Beaucoup de préjugés sur le marché du travail

Deux personnes déficientes auditives sur trois éprouvent des problèmes à communiquer avec leurs collègues et leur chef sur leur lieu de travail.

Les employés malentendants se sentent plus fatigués et plus isolés que les autres employés en général. Les données de la RNID, l'association pour les personnes malentendantes du Royaume-Uni, dévoilent un portrait très clair:

  • 64 pour cent des personnes sourdes et malentendantes sur le marché de l'emploi connaissent des problèmes de communication
  • 60 pour cent des employés déficients auditifs cherchent un autre emploi car ils ont le sentiment de ne pas être bien traités.

 

Cependant, le fait de joindre le marché du travail pour une personne malentendante peut améliorer leur qualité de vie. Les personnes déficientes auditives qui ont du travail sont plus satisfaites et ont une meilleure estime de leur personne que les personnes déficientes auditives qui n'ont pas d'emploi.

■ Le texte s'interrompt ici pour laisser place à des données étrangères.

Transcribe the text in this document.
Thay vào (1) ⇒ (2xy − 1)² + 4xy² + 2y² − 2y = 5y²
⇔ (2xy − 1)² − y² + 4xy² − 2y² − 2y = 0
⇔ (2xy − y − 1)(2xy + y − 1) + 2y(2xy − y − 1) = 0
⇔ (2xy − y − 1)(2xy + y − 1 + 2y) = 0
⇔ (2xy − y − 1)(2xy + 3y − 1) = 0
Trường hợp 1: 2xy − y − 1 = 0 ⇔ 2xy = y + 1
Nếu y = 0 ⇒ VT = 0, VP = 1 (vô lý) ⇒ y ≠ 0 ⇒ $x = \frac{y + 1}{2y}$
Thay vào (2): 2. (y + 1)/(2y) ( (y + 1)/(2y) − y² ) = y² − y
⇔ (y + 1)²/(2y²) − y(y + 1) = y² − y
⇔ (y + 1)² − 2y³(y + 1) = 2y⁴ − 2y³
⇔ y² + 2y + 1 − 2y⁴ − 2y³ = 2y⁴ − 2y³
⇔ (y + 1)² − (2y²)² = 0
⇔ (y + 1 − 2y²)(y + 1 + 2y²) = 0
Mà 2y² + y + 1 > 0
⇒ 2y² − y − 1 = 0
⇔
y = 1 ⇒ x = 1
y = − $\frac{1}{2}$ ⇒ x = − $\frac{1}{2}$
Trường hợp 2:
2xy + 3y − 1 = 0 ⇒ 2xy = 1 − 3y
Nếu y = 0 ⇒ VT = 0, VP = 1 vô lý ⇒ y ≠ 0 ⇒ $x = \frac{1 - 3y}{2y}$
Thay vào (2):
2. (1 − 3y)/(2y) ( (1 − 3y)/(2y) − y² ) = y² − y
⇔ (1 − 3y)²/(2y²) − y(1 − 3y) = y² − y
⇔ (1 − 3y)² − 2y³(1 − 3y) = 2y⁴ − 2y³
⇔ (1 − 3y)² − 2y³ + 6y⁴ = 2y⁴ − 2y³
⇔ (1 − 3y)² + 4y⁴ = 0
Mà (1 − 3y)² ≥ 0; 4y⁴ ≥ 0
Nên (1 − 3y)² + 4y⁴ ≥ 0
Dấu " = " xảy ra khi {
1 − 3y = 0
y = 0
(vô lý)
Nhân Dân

Le taux de chômage parmi les personnes malentendantes est près de quatre fois plus élevé qu le taux de chômage en général au Royaume-Uni. Au Danemark, le taux de chômage des personnes déficientes auditives est deux fois plus élevé que pour le reste de la population. Même s'il y a des variations d'un pays à l'autre, la tendance est claire : Les personnes déficientes auditives font face à beaucoup de barrières sur le marché du travail. Soixante-dix pour cent des répondants du sondage de la RNID pensent ne pas avoir pris en considération pour certains emplois du fait de leur surdité.

Les barrières ne se limitent pas à un ou deux facteurs. A un niveau sociétal général, un cadre légal doit être instauré en même temps qu'une meilleure information du public. En même temps, les employeurs et les employés déficients auditifs peuvent améliorer cette condition en se consacrant davantage à une meilleure communication sur le lieu de travail.